O Reino Unido vai começar a enriquecer a farinha do pão com ácido fólico, numa tentativa de reduzir os graves defeitos congénitos que afetam cerca dois recém-nascidos por semana. Durante décadas, os médicos têm apelado para que o Reino Unido siga o exemplo de outros países, cerca de 80 no total, incluindo os Estados Unidos, e comece a adicionar ácido fólico para impedir defeitos de desenvolvimento como a espinha bífida, revela o jornal The Independent.

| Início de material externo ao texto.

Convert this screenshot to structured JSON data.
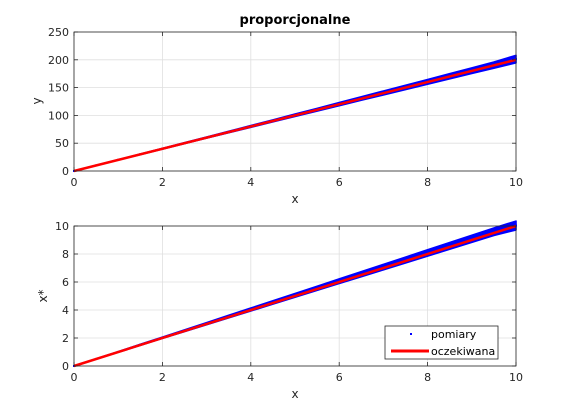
{
  "chart_data": [
    {
      "type": "scatter",
      "title": "proporcjonalne",
      "xlabel": "x",
      "ylabel": "y",
      "xlim": [
        0,
        10
      ],
      "ylim": [
        0,
        250
      ],
      "xticks": [
        0,
        2,
        4,
        6,
        8,
        10
      ],
      "yticks": [
        0,
        50,
        100,
        150,
        200,
        250
      ],
      "grid": true,
      "legend": null,
      "series": [
        {
          "kind": "markers",
          "color": "#0000ff",
          "x": [
            0,
            0.5,
            1,
            1.5,
            2,
            2.5,
            3,
            3.5,
            4,
            4.5,
            5,
            5.5,
            6,
            6.5,
            7,
            7.5,
            8,
            8.5,
            9,
            9.5,
            10
          ],
          "y_low": [
            0,
            9.9,
            19.8,
            29.6,
            39.5,
            49.3,
            59.1,
            68.9,
            78.6,
            88.4,
            98.1,
            107.8,
            117.5,
            127.2,
            136.8,
            146.5,
            156.1,
            165.7,
            175.3,
            184.9,
            194.5
          ],
          "y_high": [
            0,
            10.2,
            20.4,
            30.6,
            40.7,
            50.9,
            61.1,
            71.4,
            81.7,
            92.0,
            102.4,
            112.7,
            123.1,
            133.5,
            143.9,
            154.2,
            164.6,
            175.0,
            185.4,
            196.0,
            208.0
          ]
        },
        {
          "kind": "line",
          "color": "#ff0000",
          "x": [
            0,
            10
          ],
          "y": [
            0,
            200
          ]
        }
      ]
    },
    {
      "type": "scatter",
      "title": "",
      "xlabel": "x",
      "ylabel": "x*",
      "xlim": [
        0,
        10
      ],
      "ylim": [
        0,
        10
      ],
      "xticks": [
        0,
        2,
        4,
        6,
        8,
        10
      ],
      "yticks": [
        0,
        2,
        4,
        6,
        8,
        10
      ],
      "grid": true,
      "legend": {
        "position": "bottom-right",
        "entries": [
          "pomiary",
          "oczekiwana"
        ]
      },
      "series": [
        {
          "name": "pomiary",
          "kind": "markers",
          "color": "#0000ff",
          "x": [
            0,
            0.5,
            1,
            1.5,
            2,
            2.5,
            3,
            3.5,
            4,
            4.5,
            5,
            5.5,
            6,
            6.5,
            7,
            7.5,
            8,
            8.5,
            9,
            9.5,
            10
          ],
          "y_low": [
            0,
            0.49,
            0.98,
            1.47,
            1.97,
            2.46,
            2.95,
            3.44,
            3.93,
            4.42,
            4.91,
            5.4,
            5.89,
            6.38,
            6.87,
            7.36,
            7.85,
            8.34,
            8.83,
            9.32,
            9.72
          ],
          "y_high": [
            0,
            0.52,
            1.03,
            1.55,
            2.06,
            2.58,
            3.1,
            3.62,
            4.14,
            4.66,
            5.18,
            5.7,
            6.22,
            6.74,
            7.26,
            7.78,
            8.3,
            8.82,
            9.34,
            9.86,
            10.35
          ]
        },
        {
          "name": "oczekiwana",
          "kind": "line",
          "color": "#ff0000",
          "x": [
            0,
            10
          ],
          "y": [
            0,
            10
          ]
        }
      ]
    }
  ]
}
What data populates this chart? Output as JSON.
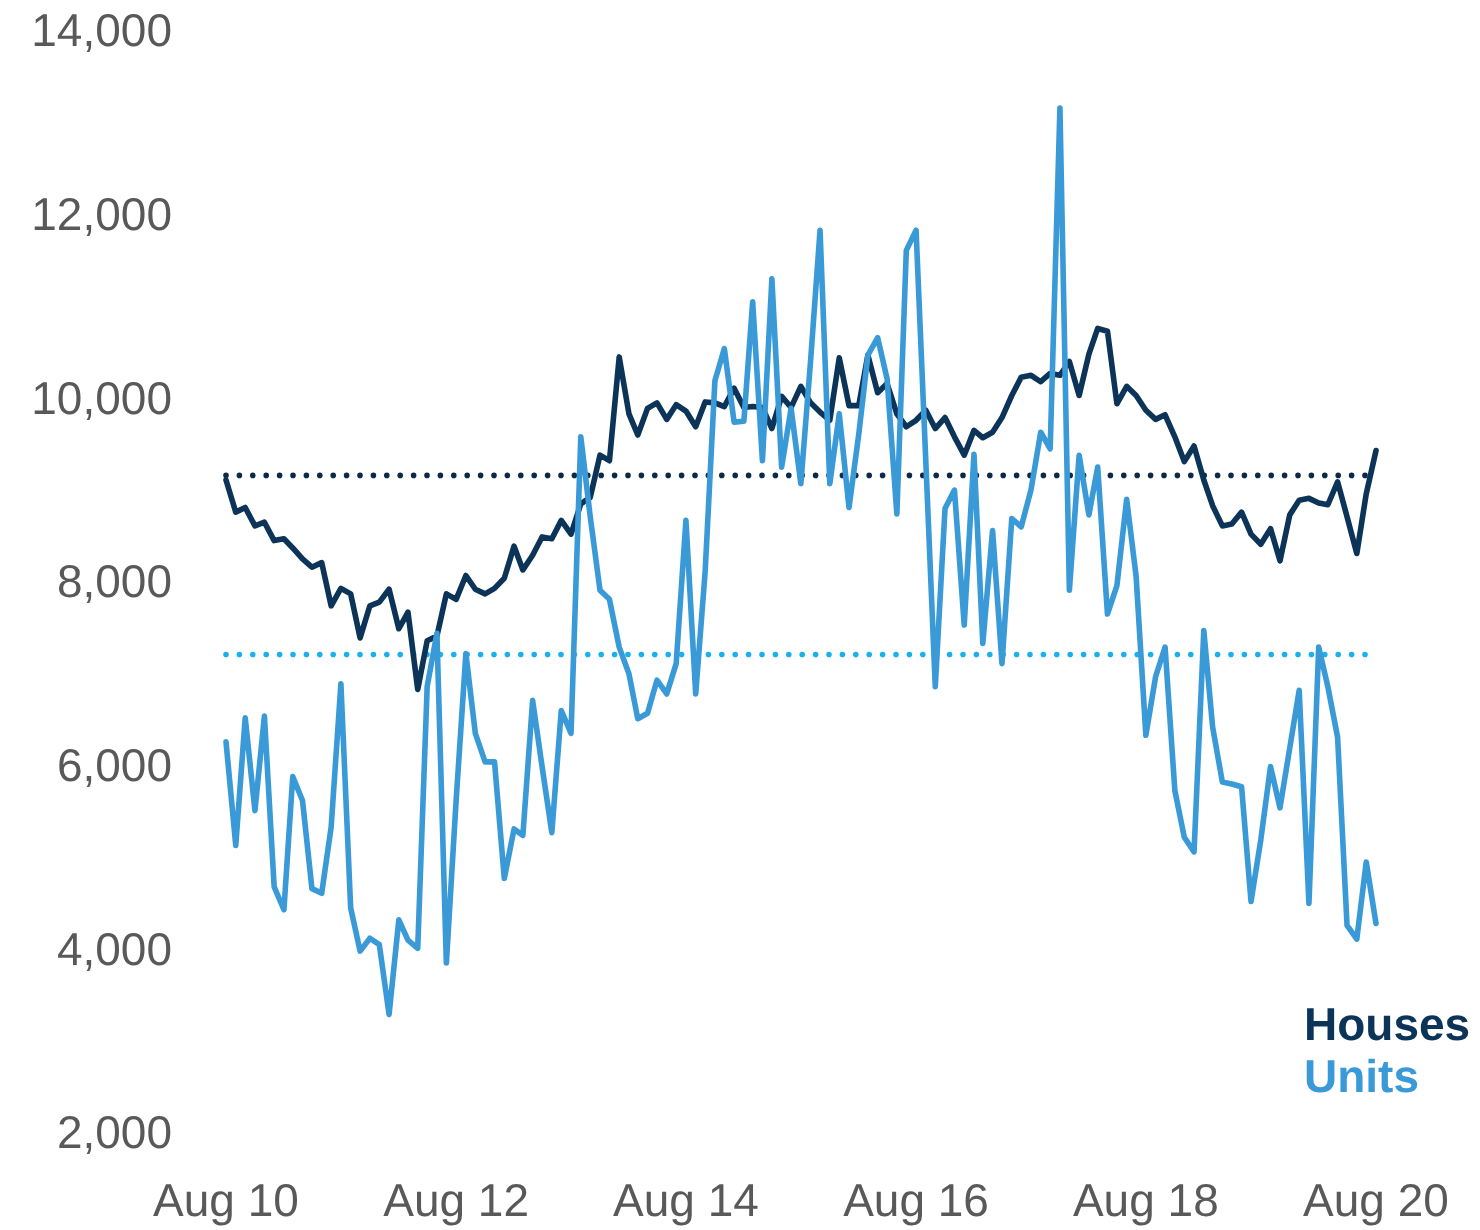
{
  "chart_data": {
    "type": "line",
    "x": [
      "2010-08",
      "2010-09",
      "2010-10",
      "2010-11",
      "2010-12",
      "2011-01",
      "2011-02",
      "2011-03",
      "2011-04",
      "2011-05",
      "2011-06",
      "2011-07",
      "2011-08",
      "2011-09",
      "2011-10",
      "2011-11",
      "2011-12",
      "2012-01",
      "2012-02",
      "2012-03",
      "2012-04",
      "2012-05",
      "2012-06",
      "2012-07",
      "2012-08",
      "2012-09",
      "2012-10",
      "2012-11",
      "2012-12",
      "2013-01",
      "2013-02",
      "2013-03",
      "2013-04",
      "2013-05",
      "2013-06",
      "2013-07",
      "2013-08",
      "2013-09",
      "2013-10",
      "2013-11",
      "2013-12",
      "2014-01",
      "2014-02",
      "2014-03",
      "2014-04",
      "2014-05",
      "2014-06",
      "2014-07",
      "2014-08",
      "2014-09",
      "2014-10",
      "2014-11",
      "2014-12",
      "2015-01",
      "2015-02",
      "2015-03",
      "2015-04",
      "2015-05",
      "2015-06",
      "2015-07",
      "2015-08",
      "2015-09",
      "2015-10",
      "2015-11",
      "2015-12",
      "2016-01",
      "2016-02",
      "2016-03",
      "2016-04",
      "2016-05",
      "2016-06",
      "2016-07",
      "2016-08",
      "2016-09",
      "2016-10",
      "2016-11",
      "2016-12",
      "2017-01",
      "2017-02",
      "2017-03",
      "2017-04",
      "2017-05",
      "2017-06",
      "2017-07",
      "2017-08",
      "2017-09",
      "2017-10",
      "2017-11",
      "2017-12",
      "2018-01",
      "2018-02",
      "2018-03",
      "2018-04",
      "2018-05",
      "2018-06",
      "2018-07",
      "2018-08",
      "2018-09",
      "2018-10",
      "2018-11",
      "2018-12",
      "2019-01",
      "2019-02",
      "2019-03",
      "2019-04",
      "2019-05",
      "2019-06",
      "2019-07",
      "2019-08",
      "2019-09",
      "2019-10",
      "2019-11",
      "2019-12",
      "2020-01",
      "2020-02",
      "2020-03",
      "2020-04",
      "2020-05",
      "2020-06",
      "2020-07",
      "2020-08"
    ],
    "series": [
      {
        "name": "Houses",
        "color": "#0c3358",
        "values": [
          9100,
          8750,
          8800,
          8600,
          8640,
          8440,
          8460,
          8360,
          8240,
          8150,
          8200,
          7730,
          7920,
          7860,
          7380,
          7730,
          7770,
          7910,
          7480,
          7660,
          6820,
          7350,
          7400,
          7860,
          7800,
          8060,
          7910,
          7860,
          7920,
          8030,
          8380,
          8120,
          8280,
          8480,
          8460,
          8660,
          8510,
          8840,
          8910,
          9370,
          9310,
          10440,
          9820,
          9590,
          9880,
          9940,
          9760,
          9920,
          9850,
          9680,
          9950,
          9940,
          9900,
          10100,
          9890,
          9900,
          9890,
          9660,
          10010,
          9890,
          10120,
          9940,
          9840,
          9750,
          10430,
          9910,
          9910,
          10460,
          10050,
          10150,
          9820,
          9680,
          9750,
          9860,
          9660,
          9780,
          9570,
          9370,
          9640,
          9560,
          9620,
          9780,
          10020,
          10220,
          10240,
          10170,
          10260,
          10240,
          10390,
          10020,
          10470,
          10750,
          10720,
          9930,
          10120,
          10020,
          9860,
          9760,
          9810,
          9570,
          9300,
          9470,
          9100,
          8820,
          8600,
          8620,
          8750,
          8510,
          8400,
          8570,
          8220,
          8720,
          8880,
          8900,
          8850,
          8830,
          9080,
          8700,
          8300,
          8950,
          9420
        ]
      },
      {
        "name": "Units",
        "color": "#3a9ad8",
        "values": [
          6250,
          5120,
          6510,
          5500,
          6530,
          4670,
          4420,
          5870,
          5610,
          4650,
          4600,
          5320,
          6880,
          4440,
          3970,
          4110,
          4040,
          3280,
          4310,
          4090,
          4000,
          6850,
          7430,
          3840,
          5610,
          7210,
          6340,
          6030,
          6030,
          4760,
          5300,
          5230,
          6700,
          5980,
          5260,
          6590,
          6340,
          9570,
          8700,
          7900,
          7800,
          7280,
          6990,
          6500,
          6560,
          6920,
          6770,
          7100,
          8660,
          6770,
          8100,
          10180,
          10530,
          9730,
          9740,
          11040,
          9310,
          11290,
          9240,
          9880,
          9060,
          10400,
          11820,
          9060,
          9820,
          8800,
          9600,
          10460,
          10650,
          10200,
          8730,
          11600,
          11820,
          9300,
          6850,
          8790,
          8990,
          7520,
          9380,
          7320,
          8550,
          7100,
          8680,
          8590,
          8990,
          9620,
          9440,
          13150,
          7900,
          9370,
          8720,
          9240,
          7640,
          7950,
          8890,
          8050,
          6320,
          6960,
          7280,
          5720,
          5210,
          5050,
          7460,
          6410,
          5810,
          5790,
          5760,
          4510,
          5180,
          5980,
          5530,
          6180,
          6810,
          4490,
          7280,
          6850,
          6300,
          4250,
          4100,
          4940,
          4270
        ]
      }
    ],
    "xlim": [
      "2010-08",
      "2020-08"
    ],
    "xticks": [
      {
        "value": "2010-08",
        "label": "Aug 10"
      },
      {
        "value": "2012-08",
        "label": "Aug 12"
      },
      {
        "value": "2014-08",
        "label": "Aug 14"
      },
      {
        "value": "2016-08",
        "label": "Aug 16"
      },
      {
        "value": "2018-08",
        "label": "Aug 18"
      },
      {
        "value": "2020-08",
        "label": "Aug 20"
      }
    ],
    "ylim": [
      2000,
      14000
    ],
    "yticks": [
      {
        "value": 2000,
        "label": "2,000"
      },
      {
        "value": 4000,
        "label": "4,000"
      },
      {
        "value": 6000,
        "label": "6,000"
      },
      {
        "value": 8000,
        "label": "8,000"
      },
      {
        "value": 10000,
        "label": "10,000"
      },
      {
        "value": 12000,
        "label": "12,000"
      },
      {
        "value": 14000,
        "label": "14,000"
      }
    ],
    "ref_lines": [
      {
        "axis": "y",
        "value": 9150,
        "color": "#0c2a48",
        "line_style": "dotted"
      },
      {
        "axis": "y",
        "value": 7200,
        "color": "#1ab0ee",
        "line_style": "dotted"
      }
    ],
    "legend": "bottom right"
  }
}
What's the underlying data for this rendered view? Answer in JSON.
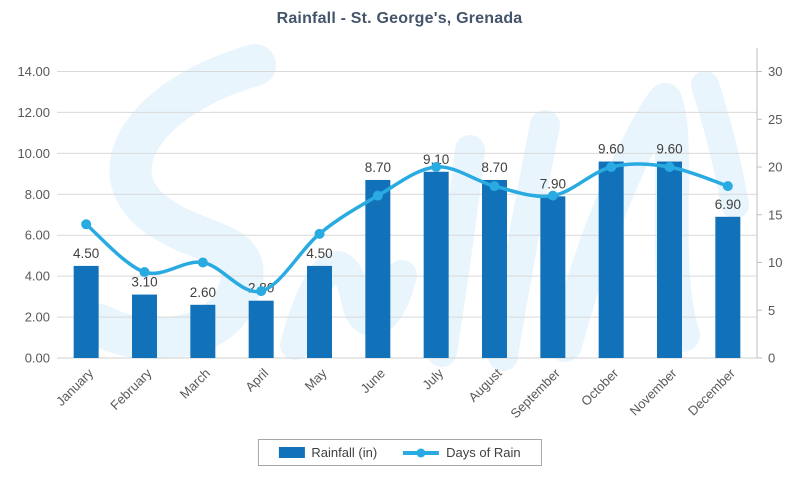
{
  "title": "Rainfall - St. George's, Grenada",
  "legend": {
    "items": [
      {
        "label": "Rainfall (in)",
        "swatch": "bar",
        "color": "#1172ba"
      },
      {
        "label": "Days of Rain",
        "swatch": "line",
        "color": "#29abe2"
      }
    ]
  },
  "colors": {
    "bar": "#1172ba",
    "line": "#29abe2",
    "grid": "#d9d9d9",
    "axis_line": "#bfbfbf",
    "title_text": "#44546a",
    "axis_text": "#595959",
    "data_label_text": "#404040",
    "watermark": "#e9f5fc"
  },
  "chart_data": {
    "type": "bar",
    "subtype": "bar-and-line-combo",
    "title": "Rainfall - St. George's, Grenada",
    "categories": [
      "January",
      "February",
      "March",
      "April",
      "May",
      "June",
      "July",
      "August",
      "September",
      "October",
      "November",
      "December"
    ],
    "series": [
      {
        "name": "Rainfall (in)",
        "type": "bar",
        "axis": "left",
        "values": [
          4.5,
          3.1,
          2.6,
          2.8,
          4.5,
          8.7,
          9.1,
          8.7,
          7.9,
          9.6,
          9.6,
          6.9
        ],
        "data_labels": [
          "4.50",
          "3.10",
          "2.60",
          "2.80",
          "4.50",
          "8.70",
          "9.10",
          "8.70",
          "7.90",
          "9.60",
          "9.60",
          "6.90"
        ]
      },
      {
        "name": "Days of Rain",
        "type": "line",
        "smooth": true,
        "axis": "right",
        "values": [
          14,
          9,
          10,
          7,
          13,
          17,
          20,
          18,
          17,
          20,
          20,
          18
        ]
      }
    ],
    "left_axis": {
      "min": 0,
      "max": 14,
      "step": 2,
      "tick_labels": [
        "0.00",
        "2.00",
        "4.00",
        "6.00",
        "8.00",
        "10.00",
        "12.00",
        "14.00"
      ]
    },
    "right_axis": {
      "min": 0,
      "max": 30,
      "step": 5,
      "tick_labels": [
        "0",
        "5",
        "10",
        "15",
        "20",
        "25",
        "30"
      ]
    },
    "grid": true,
    "legend_position": "bottom"
  }
}
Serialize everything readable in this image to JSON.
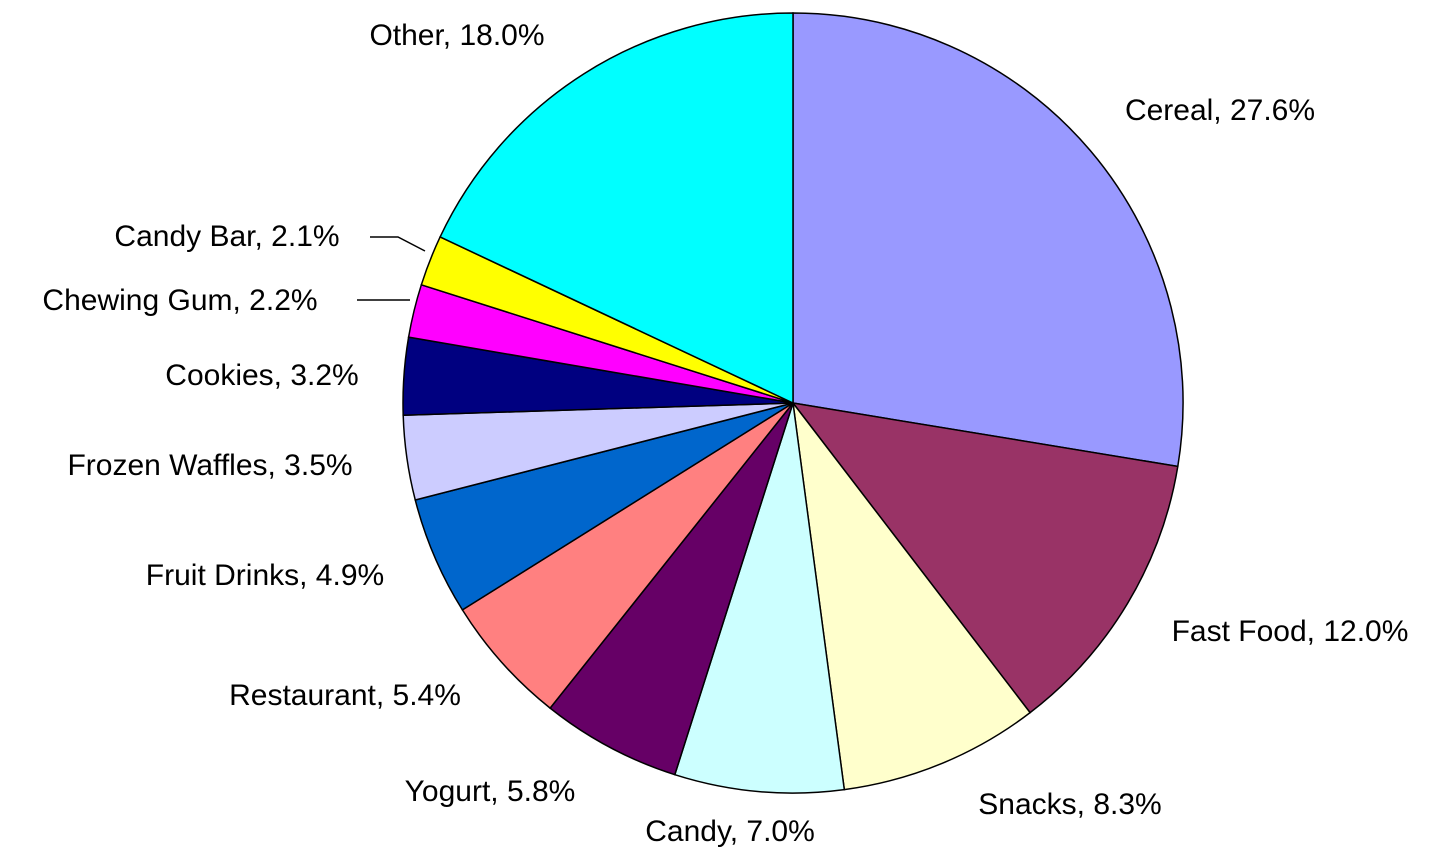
{
  "chart_data": {
    "type": "pie",
    "categories": [
      "Cereal, 27.6%",
      "Fast Food, 12.0%",
      "Snacks, 8.3%",
      "Candy, 7.0%",
      "Yogurt, 5.8%",
      "Restaurant, 5.4%",
      "Fruit Drinks, 4.9%",
      "Frozen Waffles, 3.5%",
      "Cookies, 3.2%",
      "Chewing Gum, 2.2%",
      "Candy Bar, 2.1%",
      "Other, 18.0%"
    ],
    "values": [
      27.6,
      12.0,
      8.3,
      7.0,
      5.8,
      5.4,
      4.9,
      3.5,
      3.2,
      2.2,
      2.1,
      18.0
    ],
    "colors": [
      "#9999ff",
      "#993366",
      "#ffffcc",
      "#ccffff",
      "#660066",
      "#ff8080",
      "#0066cc",
      "#ccccff",
      "#000080",
      "#ff00ff",
      "#ffff00",
      "#00ffff"
    ]
  }
}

As mulheres grávidas e as que tentam engravidar já são aconselhadas a tomar diariamente 400 microgramas deste suplemento considerado essencial para o desenvolvimento do cérebro e do tubo neural. No entanto, este estágio crucial do desenvolvimento fetal ocorre nas primeiras 12 semanas da gravidez e algumas mães só percebem que estão grávidas posteriormente, o que será demasiado tarde para corrigir deficiências.

Os especialistas afirmam que o Reino Unido tem uma das taxas mais elevadas de defeitos do tubo neural na Europa e que o enriquecimento da farinha com ácido fólico poderia resolver o problema. Um estudo recente sugeriu que duas gravidezes são terminadas todos os dias no Reino Unido em consequência dos defeitos do tubo neural.

O jornal The Guardian adiantou que a primeira-ministra Theresa May apoia este plano para adicionar um suplemento de ácido fólico aos alimentos e assim tentar combater o problema. O The Royal College of Midwives, que representa as parteiras britânicas, apelou ao governo para introduzir a fortificação obrigatória “o mais rapidamente possível”, considerando que “ajudaria significativamente a reduzir o número de anomalias fetais relacionadas com deficiências de ácido fólico”.